Unfortunately, the ethanol produced in the U.S. comes from a less-than-ideal
source: corn. Corn ethanol’s “net energy balance”—the amount of energy it
yields in proportion to how much energy goes into its production—is significantly
lower than that of other alternatives, and modern corn farming isn’t easy on the
land. By contrast, ethanol distilled from sugarcane is much cheaper to produce
and generates far more energy per unit of input—eight times more, by most
estimates—than corn does. In the nineteen-seventies, Brazil embarked on a
program to substitute sugar ethanol for oil. Today, every gallon of gas in Brazil is
blended with at least twenty per cent of ethanol, and many cars run on ethanol
alone, at half the price of gasoline.
What’s stopping the U.S. from doing the same? In a word, politics. The favors
granted to the sugar industry keep the price of domestic sugar so high that it’s
not cost-effective to use it for ethanol. And the tariffs and quotas for imported
sugar mean that no one can afford to import foreign sugar and turn it into
ethanol, the way that oil refiners import crude from the Middle East to make
gasoline. Americans now import eighty per cent less sugar than they did thirty
years ago. So the prospects for a domestic-sugar ethanol industry are dim at
best.
We could, of course, simply import sugar ethanol. But here, too, politics has
intervened: Congress has imposed a tariff of fifty-four cents per gallon on sugarbased ethanol in order to protect corn producers from competition.

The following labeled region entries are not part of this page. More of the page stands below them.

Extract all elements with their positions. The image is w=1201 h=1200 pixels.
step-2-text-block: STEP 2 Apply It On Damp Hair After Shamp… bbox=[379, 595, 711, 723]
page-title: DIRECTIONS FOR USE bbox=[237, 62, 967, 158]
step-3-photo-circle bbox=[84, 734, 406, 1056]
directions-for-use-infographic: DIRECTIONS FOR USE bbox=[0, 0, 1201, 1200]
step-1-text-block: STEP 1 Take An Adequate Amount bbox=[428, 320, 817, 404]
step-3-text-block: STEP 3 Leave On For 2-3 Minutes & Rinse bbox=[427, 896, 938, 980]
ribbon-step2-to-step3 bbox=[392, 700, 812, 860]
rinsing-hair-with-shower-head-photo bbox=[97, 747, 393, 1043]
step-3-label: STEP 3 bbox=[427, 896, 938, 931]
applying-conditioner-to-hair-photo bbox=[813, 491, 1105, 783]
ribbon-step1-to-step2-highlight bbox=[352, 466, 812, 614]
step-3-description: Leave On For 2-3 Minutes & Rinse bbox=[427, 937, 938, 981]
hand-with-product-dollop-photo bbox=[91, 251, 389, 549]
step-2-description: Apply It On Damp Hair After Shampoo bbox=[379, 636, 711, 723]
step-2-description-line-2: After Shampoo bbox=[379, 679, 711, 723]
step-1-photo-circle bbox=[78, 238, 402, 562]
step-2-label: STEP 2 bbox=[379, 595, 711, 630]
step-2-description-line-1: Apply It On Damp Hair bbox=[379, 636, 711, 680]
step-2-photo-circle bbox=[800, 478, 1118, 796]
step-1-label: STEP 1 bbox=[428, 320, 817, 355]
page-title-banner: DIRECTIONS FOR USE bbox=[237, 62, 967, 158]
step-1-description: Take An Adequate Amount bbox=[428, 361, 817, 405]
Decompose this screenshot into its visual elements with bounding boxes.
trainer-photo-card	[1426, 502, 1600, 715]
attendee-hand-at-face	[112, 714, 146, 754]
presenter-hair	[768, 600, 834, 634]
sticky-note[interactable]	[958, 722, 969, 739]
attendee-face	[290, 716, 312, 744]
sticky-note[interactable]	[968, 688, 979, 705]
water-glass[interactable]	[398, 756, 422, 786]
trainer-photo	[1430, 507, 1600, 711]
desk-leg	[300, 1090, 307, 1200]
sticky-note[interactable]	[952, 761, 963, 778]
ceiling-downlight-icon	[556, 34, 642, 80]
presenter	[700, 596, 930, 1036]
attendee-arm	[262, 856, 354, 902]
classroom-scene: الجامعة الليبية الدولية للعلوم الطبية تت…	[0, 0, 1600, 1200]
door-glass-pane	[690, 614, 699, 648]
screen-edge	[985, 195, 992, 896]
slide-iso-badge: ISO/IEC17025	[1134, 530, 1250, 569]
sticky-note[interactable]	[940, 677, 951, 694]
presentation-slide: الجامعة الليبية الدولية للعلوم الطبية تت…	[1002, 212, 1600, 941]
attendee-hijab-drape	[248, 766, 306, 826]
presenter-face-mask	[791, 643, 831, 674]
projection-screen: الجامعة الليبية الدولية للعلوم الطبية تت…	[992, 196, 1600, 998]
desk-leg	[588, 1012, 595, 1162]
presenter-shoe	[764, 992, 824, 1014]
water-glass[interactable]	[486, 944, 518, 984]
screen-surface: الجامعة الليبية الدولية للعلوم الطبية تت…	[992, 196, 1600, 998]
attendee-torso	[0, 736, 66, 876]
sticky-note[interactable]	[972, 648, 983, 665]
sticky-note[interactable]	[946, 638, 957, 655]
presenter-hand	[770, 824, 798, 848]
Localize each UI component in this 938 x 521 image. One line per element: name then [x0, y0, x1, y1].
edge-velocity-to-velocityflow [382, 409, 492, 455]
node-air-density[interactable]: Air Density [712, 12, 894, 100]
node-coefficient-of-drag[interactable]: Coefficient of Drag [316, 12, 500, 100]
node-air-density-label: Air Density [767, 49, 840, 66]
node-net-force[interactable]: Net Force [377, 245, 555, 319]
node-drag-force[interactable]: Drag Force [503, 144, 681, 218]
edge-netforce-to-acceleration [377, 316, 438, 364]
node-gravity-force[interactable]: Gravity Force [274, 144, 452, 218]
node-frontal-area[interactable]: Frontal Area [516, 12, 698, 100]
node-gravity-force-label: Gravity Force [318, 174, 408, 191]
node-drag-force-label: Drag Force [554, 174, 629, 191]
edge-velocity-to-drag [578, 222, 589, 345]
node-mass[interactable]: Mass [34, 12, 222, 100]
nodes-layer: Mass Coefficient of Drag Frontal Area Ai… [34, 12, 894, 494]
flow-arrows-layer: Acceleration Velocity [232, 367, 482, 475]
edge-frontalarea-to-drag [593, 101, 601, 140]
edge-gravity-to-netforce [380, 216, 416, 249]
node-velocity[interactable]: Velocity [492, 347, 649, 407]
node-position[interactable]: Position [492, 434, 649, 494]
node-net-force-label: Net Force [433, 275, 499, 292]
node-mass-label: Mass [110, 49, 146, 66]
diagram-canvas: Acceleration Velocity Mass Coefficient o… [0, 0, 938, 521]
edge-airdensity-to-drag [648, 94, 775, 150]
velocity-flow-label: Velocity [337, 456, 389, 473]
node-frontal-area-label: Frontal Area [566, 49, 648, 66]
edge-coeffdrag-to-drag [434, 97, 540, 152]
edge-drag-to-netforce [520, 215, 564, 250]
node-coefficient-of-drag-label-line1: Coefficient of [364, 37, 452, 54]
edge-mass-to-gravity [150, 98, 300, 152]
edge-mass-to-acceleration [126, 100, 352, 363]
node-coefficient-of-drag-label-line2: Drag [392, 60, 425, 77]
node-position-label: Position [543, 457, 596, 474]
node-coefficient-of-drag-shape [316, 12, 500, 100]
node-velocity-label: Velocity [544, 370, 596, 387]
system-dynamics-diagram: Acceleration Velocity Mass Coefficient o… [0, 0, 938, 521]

A recent
study by Amani Elobeid and Simla Tokgoz, scientists at Iowa State
University, projected that if the tariffs were removed prices would fall by fourteen
per cent and Americans would use almost three hundred million gallons more of
ethanol.
But that isn’t likely to happen anytime soon: the Bush Administration proposed
eliminating the ethanol tariff this past spring, but Congress quickly quashed the
idea—Barack Obama was among several Midwestern senators who campaigned
in support of the tariff—and the sugar quotas appear to be as sacrosanct as ever.
Tariffs and quotas are extremely hard to get rid of, once established, because
they create a vicious circle of back-scratching—government largesse means that
sugar producers get wealthy, giving them lots of cash to toss at members of
Congress, who then have an incentive to insure that the largesse continues to
flow. More important, protectionist rules flourish because the benefits are
concentrated among a small number of easy-to-identify winners, while the costs
are spread out across the entire population. It may be annoying to pay a few
more cents for sugar or ethanol, but most of us are unlikely to lobby Congress
about it.
Maybe we should, though. Our current policy is absurd even by Washington
standards: Congress is paying billions in subsidies to get us to use more ethanol,
while keeping in place tariffs and quotas that guarantee that we’ll use less. And
while most of the time tariffs just mean higher prices and reduced competition, in
the case of ethanol the negative effects are considerably greater, leaving us
saddled with an inferior and less energy-efficient technology and as dependent
as ever on oil-producing countries. Because of the ethanol tariffs, we’re imposing
taxes on fuel from countries that are friendly to the U.S., but no tax at all on fuel
from countries that are among our most vehement opponents. Congressmen
justify the barriers to foreign ethanol with talk of “energy security.” But how is the
U.S. more secure when it has to import oil from Venezuela rather than ethanol
from Brazil? These tariffs are bad economic policy, bad energy policy, and bad
foreign policy. Talk about your Domino effect.